Una rete può essere dichiarata in un attimo, ma si costruisce in anni. La Rete Discovery non nasce da un modulo di adesione: nasce da un territorio che si lascia leggere, stagione dopo stagione, e da operatori che si riconoscono in una responsabilità comune. Per questo non chiediamo una firma: chiediamo una postura, una pratica, un metodo.

Una rete territoriale non è una lista di soci
Le reti costruite attorno a un pulsante “aderisci” tendono a sommare nomi; raramente compongono un racconto coerente. Una rete che vuole incidere sul Salento deve produrre senso prima di produrre numeri: qualità, non volume. Non a caso, la nostra prospettiva è editoriale e territoriale insieme: ciò che entra in rete deve innanzitutto tenere la rotta del territorio, non della promozione.
Lo abbiamo chiarito fin dall’inizio: Discover Salento non è un portale turistico e rifiuta le logiche vetrina. Questa scelta non è di stile, ma di sostanza, perché condiziona il modo in cui selezioniamo, raccontiamo e connettiamo gli attori del territorio. Approfondisci la visione in Non siamo un portale turistico e nei criteri della nostra rete certificata.
Criteri di selezione, non autocandidature
La selezione non avviene “a domanda”, ma a riscontro di pratiche reali: relazione con la terra, radicamento comunitario, onestà narrativa, coerenza stagionale, capacità di ospitalità come gesto culturale. La qualità non si autocertifica: si verifica sul campo, nelle giornate di vento, di pioggia e di lavoro silenzioso.
Responsabilità condivise
Chi fa rete con noi condivide un patto: raccontare il Salento come sistema vivo, non come somma di cartoline. Questo significa accettare che il racconto parta dalle pratiche – agricoltura, cucina domestica, manutenzione del paesaggio, riti – e non da un listino di servizi.
Metodo: dal territorio alle persone
Il territorio non è il fondale di una narrazione, è l’attore principale. Perciò il nostro sguardo parte dal paesaggio e dalle comunità, e solo dopo arriva agli operatori che, in quel contesto, si riconoscono e agiscono. Una rete credibile nasce quando chi entra in relazione sente la continuità tra ciò che fa e ciò che il territorio chiede di essere.
Questa impostazione è il filo che tiene insieme i nostri approfondimenti: dal Salento come territorio vivo al territorio come processo, fino alla definizione di agriturismo come agricoltura che accoglie e all’idea di ospitalità rurale come mestiere.
Stagioni reali, non stagioni di mercato
Le appartenenze si misurano sulle stagioni lunghe della terra, non sulle settimane dei picchi. Valutiamo la capacità di stare nel tempo, di attraversare la bassa stagione, di riconoscere i ritmi della raccolta delle olive e la manutenzione dei muretti a secco. La rete si vede quando il territorio lavora, non quando si mette in posa.
Perché niente modulo di adesione
Un modulo è comodo, ma crea un’illusione: che basti compilare per appartenere. Noi scegliamo l’opposto, perché le appartenenze richiedono tempo, verifica, cura. Non chiediamo adesioni: chiediamo responsabilità e coerenza narrativa.
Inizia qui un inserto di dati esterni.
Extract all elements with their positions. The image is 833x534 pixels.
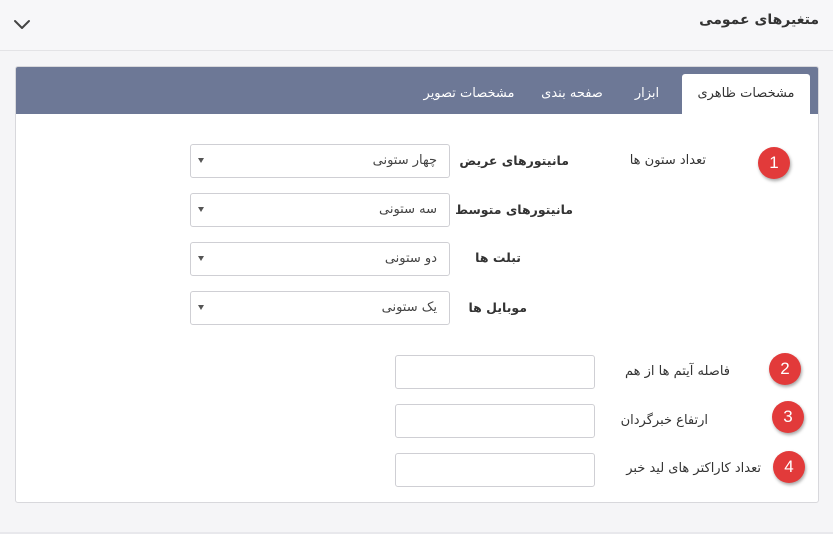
device-label-mobile: موبایل ها <box>468 300 527 315</box>
device-label-medium: مانیتورهای متوسط <box>455 202 573 217</box>
badge-1: 1 <box>758 147 790 179</box>
dropdown-arrow-icon <box>198 158 204 163</box>
item-spacing-label: فاصله آیتم ها از هم <box>624 364 730 379</box>
badge-3: 3 <box>772 401 804 433</box>
chevron-down-icon[interactable] <box>12 14 32 34</box>
select-value: سه ستونی <box>379 202 437 217</box>
select-value: دو ستونی <box>384 251 437 266</box>
dropdown-arrow-icon <box>198 207 204 212</box>
tab-appearance[interactable]: مشخصات ظاهری <box>682 74 810 114</box>
page: متغیرهای عمومی مشخصات ظاهری ابزار صفحه ب… <box>0 0 833 534</box>
columns-select-mobile[interactable]: یک ستونی <box>190 291 450 325</box>
select-value: یک ستونی <box>381 300 437 315</box>
item-spacing-input[interactable] <box>395 355 595 389</box>
dropdown-arrow-icon <box>198 256 204 261</box>
device-label-wide: مانیتورهای عریض <box>459 153 569 168</box>
badge-4: 4 <box>773 451 805 483</box>
columns-select-medium[interactable]: سه ستونی <box>190 193 450 227</box>
tab-tools[interactable]: ابزار <box>619 77 675 114</box>
select-value: چهار ستونی <box>372 153 437 168</box>
lead-chars-label: تعداد کاراکتر های لید خبر <box>626 461 761 476</box>
columns-label: تعداد ستون ها <box>629 153 706 168</box>
dropdown-arrow-icon <box>198 305 204 310</box>
columns-select-wide[interactable]: چهار ستونی <box>190 144 450 178</box>
ticker-height-label: ارتفاع خبرگردان <box>620 413 708 428</box>
tab-bar: مشخصات ظاهری ابزار صفحه بندی مشخصات تصوی… <box>16 67 818 114</box>
lead-chars-input[interactable] <box>395 453 595 487</box>
ticker-height-input[interactable] <box>395 404 595 438</box>
device-label-tablet: تبلت ها <box>475 250 521 265</box>
badge-2: 2 <box>769 353 801 385</box>
tab-pagination[interactable]: صفحه بندی <box>532 77 612 114</box>
section-title: متغیرهای عمومی <box>699 12 819 28</box>
section-header[interactable]: متغیرهای عمومی <box>0 0 833 51</box>
columns-select-tablet[interactable]: دو ستونی <box>190 242 450 276</box>
tab-image-settings[interactable]: مشخصات تصویر <box>414 77 524 114</box>
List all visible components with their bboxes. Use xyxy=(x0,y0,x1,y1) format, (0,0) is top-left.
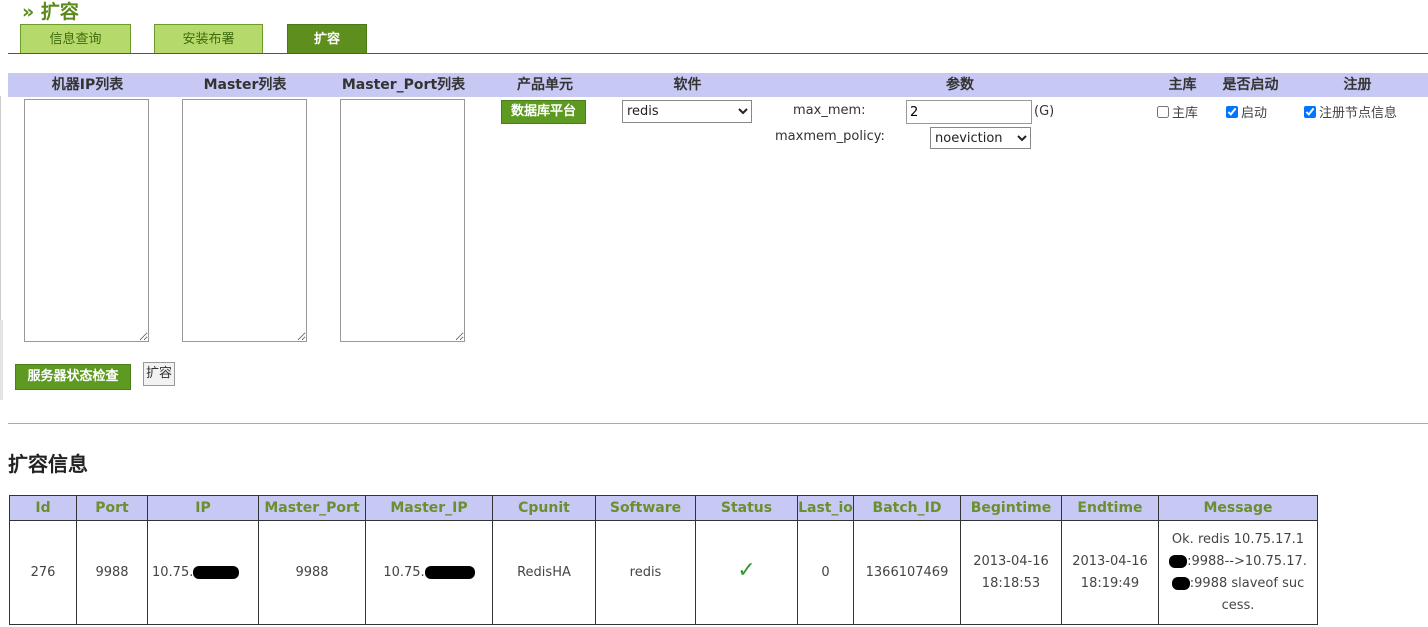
cell-ip: 10.75. xyxy=(147,520,259,625)
section-title: 扩容信息 xyxy=(8,452,88,476)
message-line: :9988 slaveof suc xyxy=(1163,573,1313,595)
max-mem-label: max_mem: xyxy=(793,103,866,118)
col-master-ip: Master_IP xyxy=(365,495,493,521)
table-row: 276 9988 10.75. 9988 10.75. RedisHA redi… xyxy=(9,520,1318,625)
header-software: 软件 xyxy=(673,77,702,93)
header-params: 参数 xyxy=(946,77,974,93)
check-icon: ✓ xyxy=(737,558,756,583)
expand-button[interactable]: 扩容 xyxy=(143,362,175,386)
register-checkbox[interactable] xyxy=(1304,105,1316,118)
section-divider xyxy=(8,423,1428,424)
cell-master-ip: 10.75. xyxy=(365,520,493,625)
tab-divider xyxy=(8,53,1428,54)
header-master: 主库 xyxy=(1168,77,1197,93)
master-list-textarea[interactable] xyxy=(182,99,307,342)
header-master-port-list: Master_Port列表 xyxy=(341,77,466,93)
product-unit-button[interactable]: 数据库平台 xyxy=(501,100,586,124)
col-message: Message xyxy=(1158,495,1318,521)
cell-batch-id: 1366107469 xyxy=(853,520,961,625)
header-enabled: 是否启动 xyxy=(1222,77,1279,93)
expand-info-table: Id Port IP Master_Port Master_IP Cpunit … xyxy=(9,495,1318,625)
col-endtime: Endtime xyxy=(1061,495,1159,521)
enabled-checkbox[interactable] xyxy=(1226,105,1238,118)
redacted-mark xyxy=(1171,576,1190,590)
col-last-io: Last_io xyxy=(797,495,854,521)
register-checkbox-label: 注册节点信息 xyxy=(1319,106,1398,121)
col-software: Software xyxy=(595,495,696,521)
redacted-mark xyxy=(424,565,475,579)
left-edge-marker xyxy=(0,320,3,400)
cell-status: ✓ xyxy=(695,520,798,625)
col-master-port: Master_Port xyxy=(258,495,366,521)
header-ip-list: 机器IP列表 xyxy=(51,77,124,93)
software-select[interactable]: redis xyxy=(622,100,752,123)
server-status-check-button[interactable]: 服务器状态检查 xyxy=(15,364,131,390)
left-edge-divider xyxy=(0,96,1,334)
max-mem-unit: (G) xyxy=(1034,104,1055,119)
max-mem-input[interactable] xyxy=(906,100,1032,124)
register-checkbox-wrap[interactable]: 注册节点信息 xyxy=(1304,102,1397,121)
cell-port: 9988 xyxy=(76,520,148,625)
cell-cpunit: RedisHA xyxy=(492,520,596,625)
enabled-checkbox-label: 启动 xyxy=(1241,106,1268,121)
page-title: » 扩容 xyxy=(22,1,79,23)
message-line: Ok. redis 10.75.17.1 xyxy=(1171,531,1305,547)
header-master-list: Master列表 xyxy=(203,77,287,93)
cell-software: redis xyxy=(595,520,696,625)
cell-master-port: 9988 xyxy=(258,520,366,625)
col-cpunit: Cpunit xyxy=(492,495,596,521)
col-id: Id xyxy=(9,495,77,521)
col-batch-id: Batch_ID xyxy=(853,495,961,521)
master-checkbox[interactable] xyxy=(1157,105,1169,118)
col-port: Port xyxy=(76,495,148,521)
col-status: Status xyxy=(695,495,798,521)
message-line: cess. xyxy=(1221,597,1255,613)
tab-info-query[interactable]: 信息查询 xyxy=(20,24,131,54)
master-ip-prefix: 10.75. xyxy=(383,564,425,580)
cell-endtime: 2013-04-16 18:19:49 xyxy=(1061,520,1159,625)
master-port-list-textarea[interactable] xyxy=(340,99,465,342)
col-begintime: Begintime xyxy=(960,495,1062,521)
master-checkbox-wrap[interactable]: 主库 xyxy=(1157,102,1198,121)
master-checkbox-label: 主库 xyxy=(1172,106,1199,121)
cell-message: Ok. redis 10.75.17.1 :9988-->10.75.17. :… xyxy=(1158,520,1318,625)
redacted-mark xyxy=(1169,554,1188,568)
enabled-checkbox-wrap[interactable]: 启动 xyxy=(1226,102,1267,121)
ip-prefix: 10.75. xyxy=(152,564,194,580)
maxmem-policy-label: maxmem_policy: xyxy=(775,129,885,144)
cell-last-io: 0 xyxy=(797,520,854,625)
cell-id: 276 xyxy=(9,520,77,625)
tab-expand[interactable]: 扩容 xyxy=(287,24,367,54)
tab-install-deploy[interactable]: 安装布署 xyxy=(154,24,263,54)
col-ip: IP xyxy=(147,495,259,521)
message-line: :9988-->10.75.17. xyxy=(1163,551,1313,573)
redacted-mark xyxy=(193,565,240,579)
cell-begintime: 2013-04-16 18:18:53 xyxy=(960,520,1062,625)
header-register: 注册 xyxy=(1343,77,1372,93)
maxmem-policy-select[interactable]: noeviction xyxy=(930,127,1031,149)
ip-list-textarea[interactable] xyxy=(24,99,149,342)
header-product-unit: 产品单元 xyxy=(517,77,573,93)
table-header-row: Id Port IP Master_Port Master_IP Cpunit … xyxy=(9,495,1318,521)
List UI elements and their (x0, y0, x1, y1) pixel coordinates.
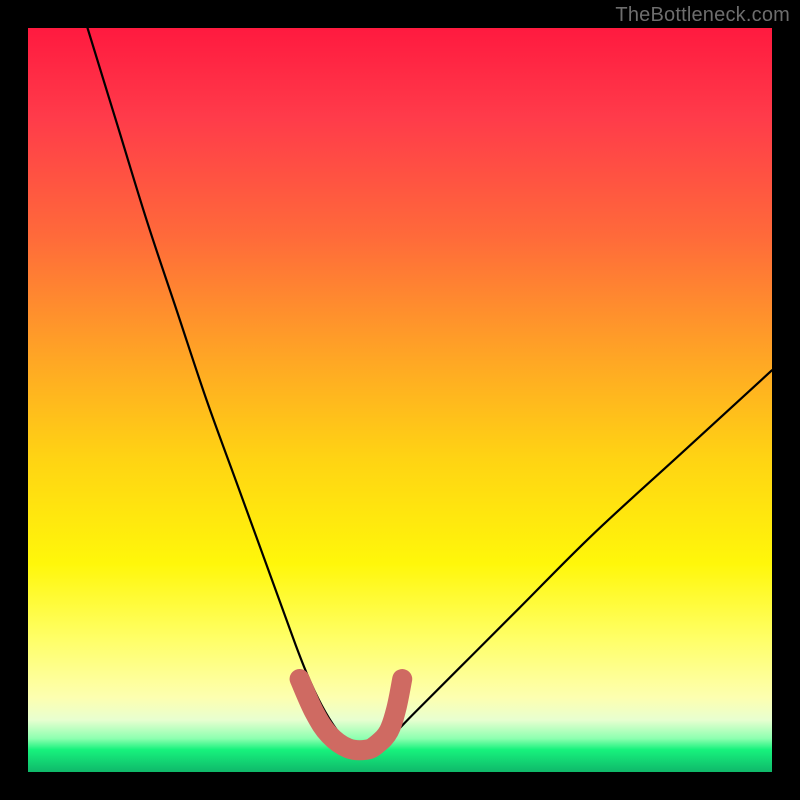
chart-frame: TheBottleneck.com (0, 0, 800, 800)
bottleneck-curve (88, 28, 772, 751)
curve-layer (28, 28, 772, 772)
watermark-text: TheBottleneck.com (615, 4, 790, 27)
plot-area (28, 28, 772, 772)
Questo è il modo in cui prepariamo il terreno per una DMO matura. La DMO, quando verrà, dovrà poggiare su una mappa di pratiche verificate, relazioni stabili e un lessico comune, non su un elenco di loghi. La traiettoria è tracciata in Salento 2040, dove la destinazione è intesa come ecosistema culturale e produttivo, non come piattaforma di vendita.
Che cosa chiediamo a chi vorrà esserci
- Di essere presidio, non vetrina: coltivare, cucinare, ospitare nel segno del territorio.
- Di parlare chiaro: raccontare processi, non slogan. Condividere scelte, limiti, stagioni.
- Di lavorare in rete: aprirsi al confronto con vicini, artigiani, pescatori, scuole, comunità.
- Di investire nel tempo lungo: formazione interna, cura del paesaggio, continuità dei gesti.
- Di tenere insieme economia e dignità: il prezzo non è una promozione, è una relazione sostenibile.
Un agriturismo non è una camera in campagna: è agricoltura che accoglie e responsabilità che si mostra. Quando questo accade, la rete non “aggiunge” un operatore: riconosce un pezzo di territorio che prende voce.
Un patto editoriale, prima che commerciale
La Rete Discovery è anzitutto un patto di senso: chi vi entra accetta che il racconto preceda la promozione, che la terra venga prima del brand, che le comunità non siano quinte ma protagoniste. La DMO di domani nascerà dal lavoro fatto oggi, non da un bollino apposto domani. Su questa premessa si riconosceranno, nel tempo, gli operatori che vorranno far parte di una rete che non si compra, ma si merita.